With a capacity greatly reduced in recent years and without having made any incorporation in the transport sector in the last three decades, the Nicaraguan Air Force maintains an old Antonov An-2 operating, while two other An-26 provide them with some medium transport capacity, with the advantage of having a loading ramp. Two other An-26s are on strength, but out of service. The biggest problem is the age of the material, which will demand a replacement in the short term.

 

 

The biggest forces

In Guatemala, after several years of lack of investment, in which the IAI Arava and Fokker F27 withdrew without replacement, the Air Force has started to regain his abilities. First, in 2018, two Cessna 208B EX Grand Caravan were purchased and the United States donated an additional example, configured for medical evacuation. At the same time, in September 2019 a Viking Air DHC-6-400 Twin Otter was received, recovering to some extent the transport capacity.

These are in addition to a Cessna 208B Super Van, seized in 2008, a Beech F90, a B100, a B200 and three B300s, of which the B200 is used for surveillance and the rest for VIP transport.

The force is now negotiating funds to recover two of its Basler BT-67s for service, which would provide more significant transport capacity. Although its commissioning would allow covering the needs in the short term, the force will require the purchase of more planes in a short time.

 

 

In the case of El Salvador, the accident of the last operational Basler BT-67, which occurred in 2019, meant a significant loss of the force’s transport capacity, made up of only three IAI 202 Arava received second-hand from Israel in 2008. These aircraft have a short life ahead, due to their age, so the force needs to solve the incorporation of new aircraft in the short term. At the same time, the force never recovered the lost capacity with the retirement of its C-123K Providers.

Having been the only operator of the C-130 Hercules in Central America (operated four C-130A and one C-130D), in recent years the Honduran Air Force has been losing capabilities as the defence budget has been reduced.
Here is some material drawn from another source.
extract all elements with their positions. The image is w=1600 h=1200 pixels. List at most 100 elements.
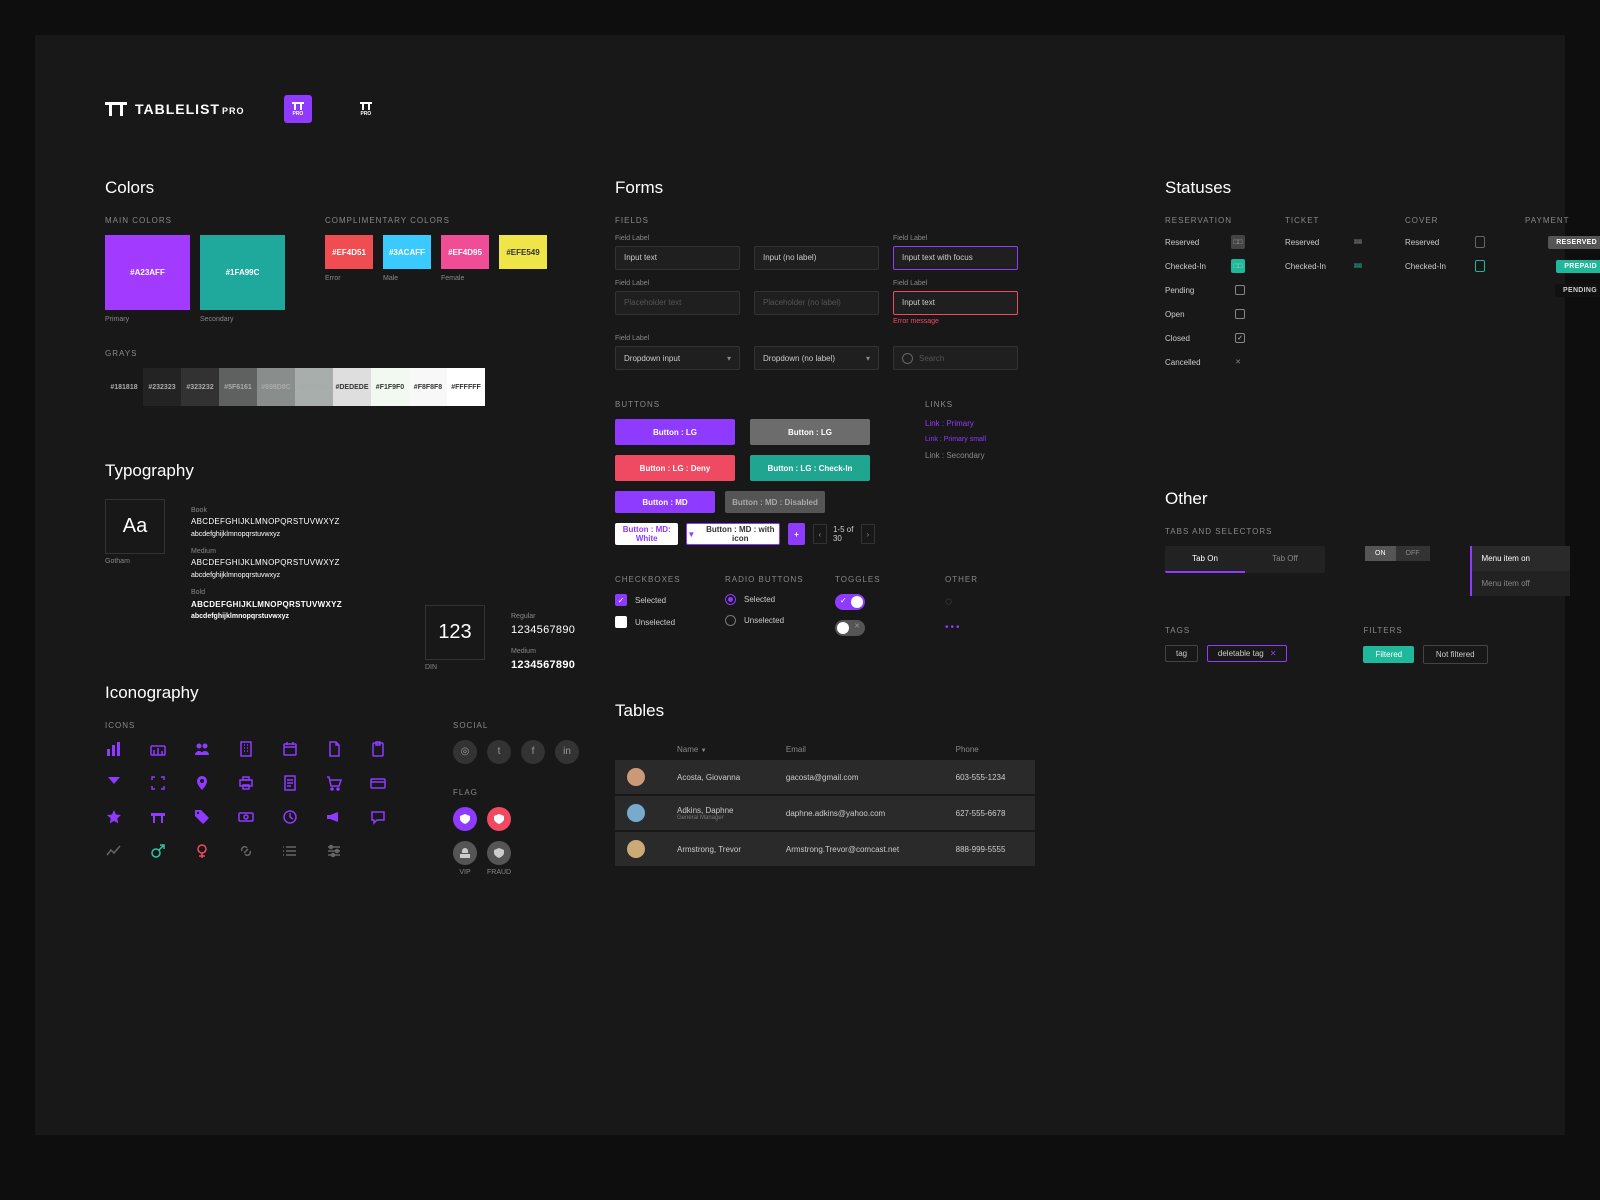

Three Let 410UVP were incorporated in 2015, of which one was lost in an accident in 2017 and the other two make up the main transport element of the force, along with four Cessna 208B Grand Caravans received from 2015 and a Beech B200 Super King Air. In addition, it has an executive jet for presidential flights, with an Embraer ERJ135 Legacy.

 

 

Future

Budget cuts continue to complicate the incorporation of new aircraft, although their need is becoming increasingly important as old aircraft have been withdrawn from service with few replacements, which in most cases have less capabilities. The cargo ramp planes that were used in the region, such as the Caribou, the C-123 and the C-130, have practically disappeared, with only the An-26 in Nicaragua and the Casa C-212 in Panama still in use, while the C-145s in Costa Rica, although they do not have a ramp, do have a rear door.

Although in general the distances in the region are short, most of the models in use are of very low cruising speed (below 200 knots), except for the Super King Air family, although these are mostly used on VIP or patrol flights.

Although some fleets have been partially renewed, there are still many aircraft that are 30 or 40 years old, even more if the Basler BT-67 is taken into account, so the need for replacements will increase in the near future.